Following the Christmas lull across world markets, eyes are now on US unemployment data due later in the day, and Japanese industrial and retail data scheduled for release on Friday.

Tokyo's benchmark Nikkei index rose 0.5 per cent after a flat start and Shanghai put on 0.4 per cent, but Seoul was flat.

"Investor sentiment towards the global economy is improving," said Rakuten Securities chief strategist Masayuki Kubota.

Hong Kong, Sydney and Wellington were closed for a public holiday.

"With the... tech sector giants leading the way, investors are showing no fear as the market remains underpinned by the thawing in the US-China trade squabble and easy central bank policy," Stephen Innes, chief Asia market strategist at AxiTrader, said in a report.

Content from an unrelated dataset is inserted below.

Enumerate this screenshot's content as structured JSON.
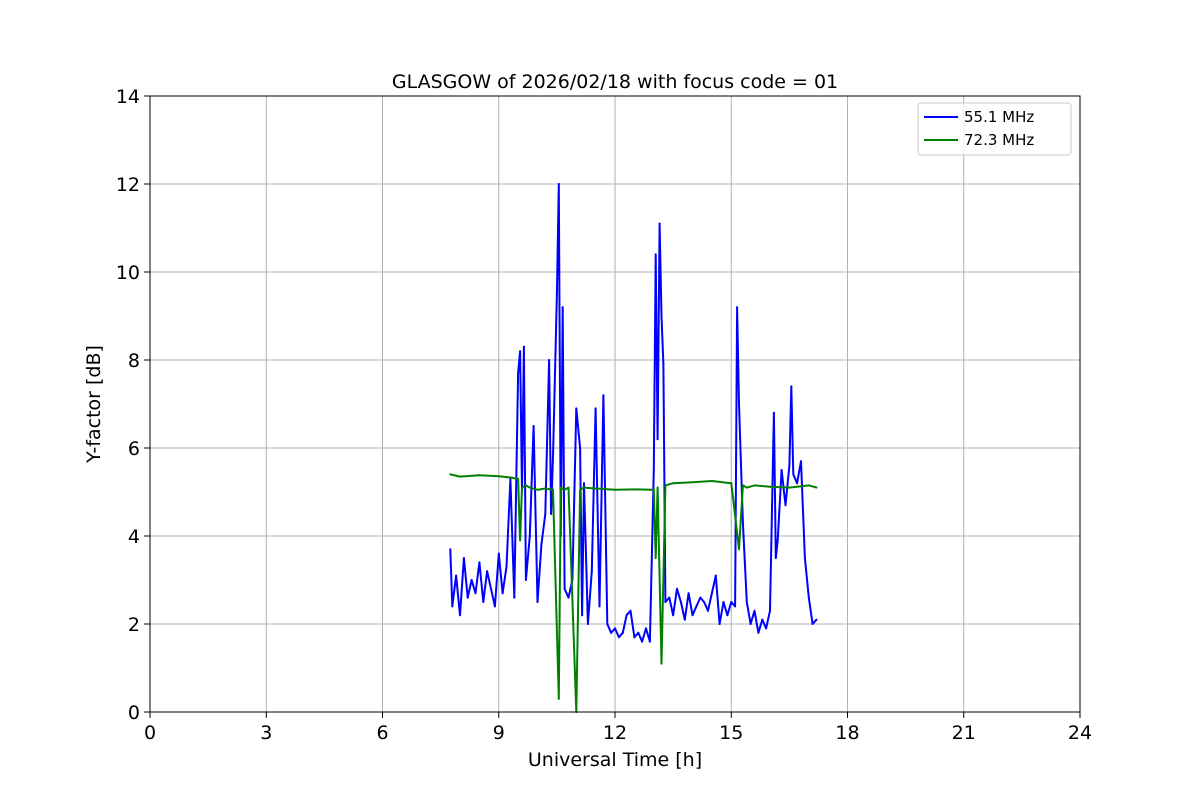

Volumes are typically light during the holiday season, and the muted activity in Asia followed sleepy Christmas Eve sessions in many world markets.

"No news being good news, Asia should maintain... gains ahead of a US session likely to be positive," Jeffrey Halley, senior market analyst for Asia-Pacific at Oanda, wrote in a note.

In oil markets, the main contracts were up as the commodity remained strong thanks to trade optimism as well as the Opec+ output reduction agreement.

Brent and West Texas Intermediate both rose 0.4 per cent.

"Oil prices continue to show year-end strength supported by a combination of definitive progress on the US-China trade deal, the... Opec/Opec+ agreement, and slowing shale activity," wrote AxiTrader's Innes.

"All of which is pointing to a stronger performance for oil prices in Q1 than anyone had thought only two months ago."

World markets were spooked by the long-running, tit-for-tat trade war between the United States and China, with analysts warning that the bruising rift between the world's two biggest economies could harm global economic growth.

Washington and Beijing have agreed to an initial trade deal, which they are expected to sign off on in January, and the improvement in ties has boosted markets with investors hoping for a smoother ride into the new year.